Fractal clusters formed by diffusion limited cluster–cluster aggregation (DLCCA) and reaction limited cluster–cluster aggregation (RLCCA) are reported to have higher d f values with slower aggregation [15, 16]. This indicates that higher d f values should be associated with increased T GP ; the additional time allows for more highly ramified structures to incorporate and form. However, this was not the case with whole blood [17] or fibrin-thrombin gels investigated in this study when manipulated by varying thrombin concentrations, which revealed opposite behaviour. An activation limited aggregation (ALA) mechanism has been proposed to explain the relationship between d f and T GP observed herein and in other works [11]. In ALA, an activation profile speed the formation of denser clots with relatively larger mass [11]. Therefore, it seems that the opposite results in regard with d f -T GP relationship noticed in this study could be explained by two different mechanisms. Varying concentrations of thrombin allow the fibrin-thrombin gel to behave in an ALA system mirroring whole blood clot formation. On the other hand, it behaves as DLCCA/ RLCCA system if we purely vary the concentrations of fibrinogen while thrombin is constant. This is an important observation revealing that fibrinogen behaves differently when independently manipulated. This may have clinical implications increasing the bleeding risks in patients with higher fibrinogen levels, if at any time the activation system fails resulting in longer time for a strong clot to form.
Limitations
This gelation model only included fibrinogen and thrombin. In the human body, coagulation is a very complex system consisting of multiple biochemical reactions. However, the purpose of this in-vitro study was to investigate a simple coagulation model before proceeding to more complex studies. The fact that fibrinogen, thrombin and temperatures were non-physiological is another limitation. This is due to rheometrical constraints and the fast rate of gelation, which is better controlled at lower temperatures. In contrast to the complex blood system, the model used in this study is a basic acellular system, which required higher fibrinogen for reproducible results.
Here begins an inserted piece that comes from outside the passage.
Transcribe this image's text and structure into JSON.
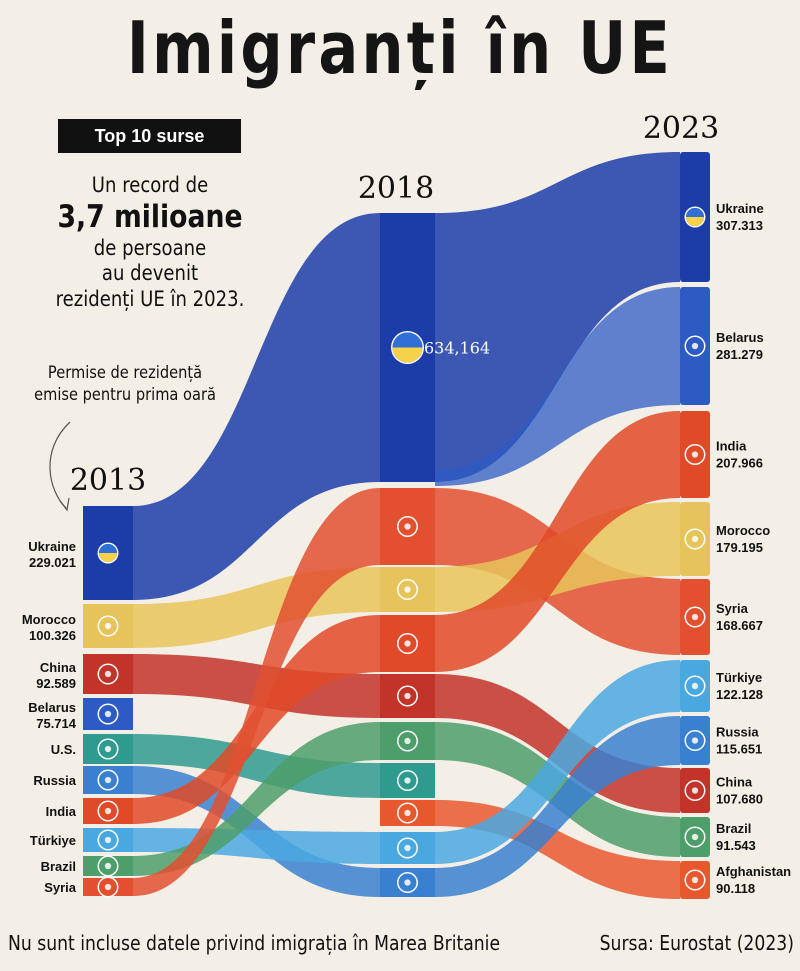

The fibrinogen and thrombin concentrations used are in the range described in previous studies [11, 18], which served the purpose of this study. As described above, thrombin concentrations are expressed as NIH activity units, which can be affected at room temperature. To avoid any inconsistencies, thrombin was stored appropriately, and all samples were prepared in the same manner. Hence, any reduction in thrombin activity will be proportional for all concentrations and experiments.
Conclusion
The findings from these experiments based on a fibrin-thrombin coagulation model are proof of concept that d f and T GP can detect changes in the incipient clot following manipulation of fibrinogen and thrombin concentration. It is reassuring that this technique confirmed d f , increases (indicating stronger clot) with higher concentrations of thrombin and fibrinogen. On the other hand, T GP decreased as expected with higher thrombin level but not with higher fibrinogen concentrations. This is an interesting observation that should be investigated further to check if it does translate to clinical studies.